I imagined Sonia in a small apartment in Marseilles. She was working late, and got home tired but somehow still buzzing. Then she went out again, and met a man. I imagined the photographer that Antje had brought home with her. He sat next to Sonia in a club, she put her hand on his thigh and shouted something in his ear. The two of them laughed, it seemed to me they were making fun of me. I’m sure you’ll find someone else soon, Sonia said, you’re not a bad match. But I didn’t want to find anyone. The thought of hanging around in bars and restaurants and going on dates with women, and starting over, was pretty repugnant to me.
I thought about Ivona. I hadn’t seen her since that last night three years before, the only night we’d really spent together. I’d never called Eva, and she’d never gotten in touch with me either.
Presumably they were still both living in the same apartment. I was free to go there and see them, but what would have been the point? Sometimes I would suddenly think about Ivona, something would remind me of her, a smell, a woman on the street, sometimes I wouldn’t even know what the precise trigger was. Then I would get out Sonia’s photo album at home and look at the picture where I could just see her in the background, her out-of-focus, fingernail-sized face, the only picture I had of her. Then I would wish to possess her again, as I had never possessed a human being before or since.

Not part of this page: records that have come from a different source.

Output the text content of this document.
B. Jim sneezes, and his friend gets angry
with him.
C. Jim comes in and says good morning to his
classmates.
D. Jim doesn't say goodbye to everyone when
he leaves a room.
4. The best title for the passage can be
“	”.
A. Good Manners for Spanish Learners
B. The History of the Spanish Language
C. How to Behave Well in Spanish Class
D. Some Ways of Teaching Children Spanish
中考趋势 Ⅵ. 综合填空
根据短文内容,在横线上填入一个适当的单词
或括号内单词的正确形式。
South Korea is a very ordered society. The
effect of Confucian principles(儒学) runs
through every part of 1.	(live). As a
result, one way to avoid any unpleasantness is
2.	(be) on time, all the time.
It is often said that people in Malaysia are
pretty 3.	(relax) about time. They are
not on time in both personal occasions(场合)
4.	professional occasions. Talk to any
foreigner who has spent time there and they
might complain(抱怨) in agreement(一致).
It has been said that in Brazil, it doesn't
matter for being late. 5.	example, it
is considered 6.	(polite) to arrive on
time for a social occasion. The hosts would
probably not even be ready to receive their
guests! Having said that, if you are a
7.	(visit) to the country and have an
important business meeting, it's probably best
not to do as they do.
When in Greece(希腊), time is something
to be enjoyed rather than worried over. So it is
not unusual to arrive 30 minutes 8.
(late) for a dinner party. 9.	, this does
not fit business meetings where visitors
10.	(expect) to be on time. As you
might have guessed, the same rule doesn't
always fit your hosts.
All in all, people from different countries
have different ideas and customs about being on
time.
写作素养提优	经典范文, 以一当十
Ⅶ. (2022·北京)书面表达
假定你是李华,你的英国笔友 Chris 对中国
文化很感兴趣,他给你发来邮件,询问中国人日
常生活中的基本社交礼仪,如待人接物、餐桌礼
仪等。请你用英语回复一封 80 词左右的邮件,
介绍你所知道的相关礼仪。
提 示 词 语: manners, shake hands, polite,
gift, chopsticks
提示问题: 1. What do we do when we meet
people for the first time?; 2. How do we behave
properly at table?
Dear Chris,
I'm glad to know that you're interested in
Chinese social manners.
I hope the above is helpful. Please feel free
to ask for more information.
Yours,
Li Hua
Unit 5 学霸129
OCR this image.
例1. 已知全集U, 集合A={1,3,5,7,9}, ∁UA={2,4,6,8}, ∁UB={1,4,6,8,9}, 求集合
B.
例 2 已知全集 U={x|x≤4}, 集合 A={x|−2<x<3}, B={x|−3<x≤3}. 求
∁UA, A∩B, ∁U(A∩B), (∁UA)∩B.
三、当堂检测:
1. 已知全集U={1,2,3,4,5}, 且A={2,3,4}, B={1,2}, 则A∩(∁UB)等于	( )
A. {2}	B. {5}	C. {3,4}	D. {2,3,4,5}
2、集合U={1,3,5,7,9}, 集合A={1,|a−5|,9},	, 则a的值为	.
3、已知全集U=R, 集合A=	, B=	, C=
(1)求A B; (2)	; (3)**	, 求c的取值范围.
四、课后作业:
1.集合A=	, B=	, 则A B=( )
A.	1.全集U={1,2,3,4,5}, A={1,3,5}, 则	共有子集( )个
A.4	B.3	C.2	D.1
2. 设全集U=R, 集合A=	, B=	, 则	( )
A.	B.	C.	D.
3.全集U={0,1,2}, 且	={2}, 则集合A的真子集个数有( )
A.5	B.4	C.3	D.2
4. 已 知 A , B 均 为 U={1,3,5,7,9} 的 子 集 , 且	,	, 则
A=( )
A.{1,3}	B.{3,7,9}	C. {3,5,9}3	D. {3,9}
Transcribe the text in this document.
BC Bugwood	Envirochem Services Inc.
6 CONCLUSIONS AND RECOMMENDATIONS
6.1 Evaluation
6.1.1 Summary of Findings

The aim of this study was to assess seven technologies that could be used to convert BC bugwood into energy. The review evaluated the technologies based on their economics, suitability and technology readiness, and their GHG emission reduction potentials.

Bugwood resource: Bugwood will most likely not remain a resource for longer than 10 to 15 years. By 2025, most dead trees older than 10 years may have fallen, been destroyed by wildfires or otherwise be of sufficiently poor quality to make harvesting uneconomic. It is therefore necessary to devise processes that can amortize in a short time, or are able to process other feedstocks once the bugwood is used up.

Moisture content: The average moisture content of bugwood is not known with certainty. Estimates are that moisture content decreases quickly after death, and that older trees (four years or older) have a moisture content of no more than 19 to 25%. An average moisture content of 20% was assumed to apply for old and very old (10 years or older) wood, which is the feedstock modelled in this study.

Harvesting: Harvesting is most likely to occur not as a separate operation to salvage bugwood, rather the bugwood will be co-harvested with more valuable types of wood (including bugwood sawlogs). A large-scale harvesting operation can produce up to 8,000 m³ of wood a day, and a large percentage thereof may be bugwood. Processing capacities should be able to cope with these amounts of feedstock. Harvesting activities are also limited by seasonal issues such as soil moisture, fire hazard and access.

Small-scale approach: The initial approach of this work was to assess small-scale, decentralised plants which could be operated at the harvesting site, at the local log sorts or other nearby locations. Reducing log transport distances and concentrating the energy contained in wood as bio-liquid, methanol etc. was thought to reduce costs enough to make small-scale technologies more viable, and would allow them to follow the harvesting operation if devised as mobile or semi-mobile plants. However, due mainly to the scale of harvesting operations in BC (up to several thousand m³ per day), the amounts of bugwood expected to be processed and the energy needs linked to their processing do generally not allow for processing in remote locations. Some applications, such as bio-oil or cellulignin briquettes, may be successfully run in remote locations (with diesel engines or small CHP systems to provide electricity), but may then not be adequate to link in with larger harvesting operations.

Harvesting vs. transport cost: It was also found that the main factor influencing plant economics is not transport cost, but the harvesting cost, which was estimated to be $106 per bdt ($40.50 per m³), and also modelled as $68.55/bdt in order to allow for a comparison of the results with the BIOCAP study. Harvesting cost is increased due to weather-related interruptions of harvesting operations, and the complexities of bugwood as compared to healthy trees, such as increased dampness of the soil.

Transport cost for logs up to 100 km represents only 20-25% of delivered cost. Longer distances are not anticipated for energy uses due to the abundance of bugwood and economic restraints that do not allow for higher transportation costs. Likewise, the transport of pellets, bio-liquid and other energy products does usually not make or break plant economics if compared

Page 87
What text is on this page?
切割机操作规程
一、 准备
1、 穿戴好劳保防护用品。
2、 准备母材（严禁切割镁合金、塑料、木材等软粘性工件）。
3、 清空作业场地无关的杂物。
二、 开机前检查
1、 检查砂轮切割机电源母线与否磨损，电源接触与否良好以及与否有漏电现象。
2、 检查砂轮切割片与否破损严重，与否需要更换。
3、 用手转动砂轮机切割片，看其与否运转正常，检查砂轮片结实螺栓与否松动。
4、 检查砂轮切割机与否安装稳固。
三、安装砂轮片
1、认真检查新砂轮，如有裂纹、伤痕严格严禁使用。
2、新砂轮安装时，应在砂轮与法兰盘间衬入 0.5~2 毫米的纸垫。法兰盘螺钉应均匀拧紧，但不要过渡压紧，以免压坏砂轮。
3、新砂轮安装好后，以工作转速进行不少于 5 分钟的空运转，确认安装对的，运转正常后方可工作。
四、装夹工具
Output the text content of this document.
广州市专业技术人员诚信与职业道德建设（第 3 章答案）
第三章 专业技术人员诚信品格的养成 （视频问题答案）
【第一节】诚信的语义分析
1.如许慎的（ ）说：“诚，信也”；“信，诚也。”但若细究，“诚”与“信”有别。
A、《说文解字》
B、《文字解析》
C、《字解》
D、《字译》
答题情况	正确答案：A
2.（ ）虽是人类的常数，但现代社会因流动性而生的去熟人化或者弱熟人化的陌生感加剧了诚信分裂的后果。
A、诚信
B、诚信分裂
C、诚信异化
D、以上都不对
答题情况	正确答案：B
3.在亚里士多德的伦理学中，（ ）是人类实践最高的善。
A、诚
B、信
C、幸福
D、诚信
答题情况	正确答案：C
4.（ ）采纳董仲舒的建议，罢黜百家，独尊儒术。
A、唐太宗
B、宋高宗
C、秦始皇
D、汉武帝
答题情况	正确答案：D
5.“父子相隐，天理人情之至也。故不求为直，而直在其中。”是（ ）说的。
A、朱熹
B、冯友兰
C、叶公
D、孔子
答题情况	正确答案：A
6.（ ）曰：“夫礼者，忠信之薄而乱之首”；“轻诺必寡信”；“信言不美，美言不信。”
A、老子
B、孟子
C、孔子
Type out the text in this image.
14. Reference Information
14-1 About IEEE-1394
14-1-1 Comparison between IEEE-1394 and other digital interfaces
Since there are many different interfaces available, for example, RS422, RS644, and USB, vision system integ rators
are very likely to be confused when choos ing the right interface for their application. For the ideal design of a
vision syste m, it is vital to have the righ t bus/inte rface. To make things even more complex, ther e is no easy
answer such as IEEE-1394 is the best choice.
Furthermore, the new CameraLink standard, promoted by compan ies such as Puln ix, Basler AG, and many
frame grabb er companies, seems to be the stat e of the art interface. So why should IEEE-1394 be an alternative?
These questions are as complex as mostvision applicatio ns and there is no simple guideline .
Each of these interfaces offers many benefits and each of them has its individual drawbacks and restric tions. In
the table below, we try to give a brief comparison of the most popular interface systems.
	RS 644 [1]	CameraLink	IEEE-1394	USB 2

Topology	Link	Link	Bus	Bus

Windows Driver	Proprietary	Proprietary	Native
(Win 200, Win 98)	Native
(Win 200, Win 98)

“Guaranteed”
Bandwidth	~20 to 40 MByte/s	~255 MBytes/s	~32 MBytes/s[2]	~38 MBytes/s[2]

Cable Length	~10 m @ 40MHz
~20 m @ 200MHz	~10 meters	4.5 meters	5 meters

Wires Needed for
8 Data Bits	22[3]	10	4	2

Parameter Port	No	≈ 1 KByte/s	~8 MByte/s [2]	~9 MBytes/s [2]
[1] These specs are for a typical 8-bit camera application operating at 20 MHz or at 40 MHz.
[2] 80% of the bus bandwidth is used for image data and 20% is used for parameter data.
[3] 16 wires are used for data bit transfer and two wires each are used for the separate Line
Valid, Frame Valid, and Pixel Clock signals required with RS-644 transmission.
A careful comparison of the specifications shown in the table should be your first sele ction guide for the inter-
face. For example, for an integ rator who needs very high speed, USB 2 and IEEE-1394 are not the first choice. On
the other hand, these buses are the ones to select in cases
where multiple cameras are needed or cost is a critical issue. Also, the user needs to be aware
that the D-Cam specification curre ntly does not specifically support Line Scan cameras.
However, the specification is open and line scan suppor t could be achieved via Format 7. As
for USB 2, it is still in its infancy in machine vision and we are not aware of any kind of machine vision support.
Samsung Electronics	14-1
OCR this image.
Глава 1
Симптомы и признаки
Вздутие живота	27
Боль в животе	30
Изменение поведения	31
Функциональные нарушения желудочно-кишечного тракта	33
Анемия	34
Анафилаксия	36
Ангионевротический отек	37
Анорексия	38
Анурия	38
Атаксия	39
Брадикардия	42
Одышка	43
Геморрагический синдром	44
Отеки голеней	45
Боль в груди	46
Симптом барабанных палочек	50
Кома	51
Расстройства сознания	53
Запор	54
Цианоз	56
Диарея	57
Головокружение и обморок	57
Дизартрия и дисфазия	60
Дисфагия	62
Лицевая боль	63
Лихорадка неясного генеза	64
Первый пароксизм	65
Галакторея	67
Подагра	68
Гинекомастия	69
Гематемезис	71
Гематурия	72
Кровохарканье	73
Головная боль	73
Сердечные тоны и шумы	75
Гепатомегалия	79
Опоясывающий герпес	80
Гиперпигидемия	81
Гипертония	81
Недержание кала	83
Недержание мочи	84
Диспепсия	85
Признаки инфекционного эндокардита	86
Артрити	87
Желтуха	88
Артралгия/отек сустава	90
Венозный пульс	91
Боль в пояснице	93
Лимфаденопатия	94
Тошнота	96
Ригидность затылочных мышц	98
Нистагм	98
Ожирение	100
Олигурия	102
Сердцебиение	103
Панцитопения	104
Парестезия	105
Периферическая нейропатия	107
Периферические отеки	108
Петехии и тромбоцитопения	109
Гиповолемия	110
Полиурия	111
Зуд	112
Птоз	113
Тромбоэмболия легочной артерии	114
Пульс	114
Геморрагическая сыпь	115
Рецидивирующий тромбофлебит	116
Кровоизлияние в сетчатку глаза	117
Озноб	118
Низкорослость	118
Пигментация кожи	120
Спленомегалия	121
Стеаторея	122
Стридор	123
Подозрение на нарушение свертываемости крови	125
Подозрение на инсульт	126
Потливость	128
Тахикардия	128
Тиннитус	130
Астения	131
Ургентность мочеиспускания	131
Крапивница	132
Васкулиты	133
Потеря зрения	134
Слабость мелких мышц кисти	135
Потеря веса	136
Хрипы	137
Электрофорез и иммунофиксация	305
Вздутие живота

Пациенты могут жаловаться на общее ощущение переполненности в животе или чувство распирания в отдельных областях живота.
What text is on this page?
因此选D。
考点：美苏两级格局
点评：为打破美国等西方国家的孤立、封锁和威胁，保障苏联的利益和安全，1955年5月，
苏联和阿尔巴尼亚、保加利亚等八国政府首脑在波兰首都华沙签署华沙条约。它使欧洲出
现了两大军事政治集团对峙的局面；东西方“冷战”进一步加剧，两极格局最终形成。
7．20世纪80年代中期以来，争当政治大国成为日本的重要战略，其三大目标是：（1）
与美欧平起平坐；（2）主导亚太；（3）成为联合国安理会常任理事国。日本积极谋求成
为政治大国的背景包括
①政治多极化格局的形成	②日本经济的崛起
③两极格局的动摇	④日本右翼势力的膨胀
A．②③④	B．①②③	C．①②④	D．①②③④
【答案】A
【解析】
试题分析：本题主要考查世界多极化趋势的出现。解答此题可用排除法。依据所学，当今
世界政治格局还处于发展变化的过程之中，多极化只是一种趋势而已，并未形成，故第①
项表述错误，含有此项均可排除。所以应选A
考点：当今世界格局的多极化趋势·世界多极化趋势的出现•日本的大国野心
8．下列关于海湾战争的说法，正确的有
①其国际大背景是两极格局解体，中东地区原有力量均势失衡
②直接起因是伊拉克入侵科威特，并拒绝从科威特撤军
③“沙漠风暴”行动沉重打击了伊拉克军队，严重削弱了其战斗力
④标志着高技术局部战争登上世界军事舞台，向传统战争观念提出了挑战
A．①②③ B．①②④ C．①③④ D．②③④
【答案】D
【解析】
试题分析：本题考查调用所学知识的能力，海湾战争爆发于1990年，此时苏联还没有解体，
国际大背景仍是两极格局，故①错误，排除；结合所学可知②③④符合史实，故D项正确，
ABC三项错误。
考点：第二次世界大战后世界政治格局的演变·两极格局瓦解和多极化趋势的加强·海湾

I drove to the parking lot and walked across to the check-in building. Since the opening of the new airport, I’d flown from here a couple of times, but for the first time the ugliness of the building struck me, the way it was erected without the least sense of human proportions. The handful of passengers who were around at this hour seemed to disappear in the cavernous spaces. They darted nervously about, like cockroaches intimidated by the light. It was as though the building was its be-all and end-all, there only to celebrate its own size.
I sat down in a café from where you could look across the hall. At the next table were two young women with little children who hopped around on the leather seats and were fed cookies by their mothers. I listened to their conversation. They were obviously regulars here, and seemed to feel at ease in this sterile place that could have been just about anywhere in the world. Maybe they thought nothing would happen to them here.
I went to the spectators’ gallery. I had once been there with Sophie, but the airplanes hadn’t interested her, and as soon as we got there, she wanted to go home again. The only other people besides me on the terrace were a man with two children, who eyed me suspiciously. Then he turned to his children and said, she’s gone now, and one of the children, a boy of ten or so, asked, where did she go? I don’t see her. There, said the father, pointing into the air, that’s where she is. But there was nothing to be seen where he was pointing except the overcast sky. Come on, he said, and then something else that I didn’t hear.
Way below, a couple of men in blue overalls and yellow luminous vests were loading baggage into a plane. I looked at my watch. Antje’s plane was leaving in half an hour. Slowly it started getting dark, and the colored lights on the runways began to flicker in the cold air. It smelled of jet fuel. Everything, the smell, the noise, the dimming light, gave me an overpowering wanderlust, a desire to leave and never come back, to begin again somewhere, in Berlin or Austria or Switzerland. It was that mixture of trepidation and liberation that I’d only otherwise known with Ivona, and then only for moments at a time. I wasn’t happy exactly, but for the first time in a long while, I felt very light and alert, as though I’d come around after a long period of unconsciousness. I rested my back against the glass and tipped my head back and looked up at the empty sky overhead, that seemed so inexplicably beautiful.